Test cricket has its place, played at the highest level, it’s an absorbing sport but too rarely do we see a match complete it’s fifth day unless weather has had its say. Central contracts, the riches on offer in the shorter format and dwindling interest in the County Championship has caught up with England. Long road back.
Exactly and while we've been falling in the test rankings we've been making huge strides right to the top of the ODI rankings ahead of everyone.
This says everything about how the county game as it is currently constituted atm with the championship blocks of fixtures at each extreme end of the cricketing summer, is likely to produce cricketers far more suited to the shorter forms of the game.
There are compelling financial reasons for why the county game is so structured atm which I tried to explain in my post above.
Although i'm very much a traditionalist i'm afraid i see it as rather the reverse.
The future for me of world cricket and therefore our own, looks very much the shorter formats, and again much to my obvious regret, test cricket i suspect is a dying form of the game.

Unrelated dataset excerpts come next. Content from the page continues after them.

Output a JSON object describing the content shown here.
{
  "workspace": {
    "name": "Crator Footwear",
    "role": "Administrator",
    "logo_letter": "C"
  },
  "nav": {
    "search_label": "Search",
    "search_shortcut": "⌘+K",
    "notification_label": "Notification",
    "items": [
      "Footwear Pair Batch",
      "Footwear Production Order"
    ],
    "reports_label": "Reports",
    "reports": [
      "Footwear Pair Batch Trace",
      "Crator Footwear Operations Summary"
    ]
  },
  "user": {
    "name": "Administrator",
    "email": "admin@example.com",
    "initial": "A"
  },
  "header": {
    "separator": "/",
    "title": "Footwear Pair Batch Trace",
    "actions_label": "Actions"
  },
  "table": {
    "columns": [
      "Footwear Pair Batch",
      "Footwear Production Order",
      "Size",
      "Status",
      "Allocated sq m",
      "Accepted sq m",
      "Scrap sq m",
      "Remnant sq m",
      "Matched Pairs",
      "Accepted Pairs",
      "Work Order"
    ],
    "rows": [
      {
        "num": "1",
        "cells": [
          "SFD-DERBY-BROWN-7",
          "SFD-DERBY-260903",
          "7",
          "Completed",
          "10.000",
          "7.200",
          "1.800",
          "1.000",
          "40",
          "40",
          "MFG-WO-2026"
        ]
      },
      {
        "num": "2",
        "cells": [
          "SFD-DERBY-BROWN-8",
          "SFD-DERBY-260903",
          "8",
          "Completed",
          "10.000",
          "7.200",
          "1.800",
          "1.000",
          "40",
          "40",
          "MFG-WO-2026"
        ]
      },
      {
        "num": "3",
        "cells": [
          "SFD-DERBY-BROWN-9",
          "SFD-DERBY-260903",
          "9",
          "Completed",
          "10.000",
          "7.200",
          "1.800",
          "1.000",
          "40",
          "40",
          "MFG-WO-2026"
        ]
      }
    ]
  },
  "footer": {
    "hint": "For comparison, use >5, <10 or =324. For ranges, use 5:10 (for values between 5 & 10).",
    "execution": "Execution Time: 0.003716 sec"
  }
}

India is very much the dynamo and driving force on which the game depends. There it's virtually universally popular, has mass appeal and the people follow every twist and turn, it's tournament's provide most of the cash and are followed almost fanatically by millions.
North America is the great untapped market, and with so many ex pat West Indians plus a large Asian population, it's exactly those forms of the game so popular 'at home' which seem far better suited to any eventual breakthrough.
For me test cricket is very much dependent on one-day cricket for any future at all, but I think that future is likely to be very limited indeed.
A future filled with one-day cricket at both franchise and international level is for me a nightmare scenario, but unfortunately one I can forsee as the most realistic and in relative terms, sooner rather than later.
Premium test series may well survive although even that small crumb is perhaps doubtful, most players would be geared up for one-day cricket if their livelihoods depended on it, so it may well just wither away.
Perhaps I am envisaging a dystopian future and painting a bleak picture but I'm not at all optimistic and can't pretend to be.
Cricket will never match already established 'American' sports, of course it won't rival them, that's just not even on the most rose-tinted future agendas. It can though in such a large country have a niche following in a much smaller way, perhaps one day rivalling men's soccer. The American market is so vast and so diverse that a substantial and sustained breakthrough that makes money for cricket can still be minute in comparison to their major sports.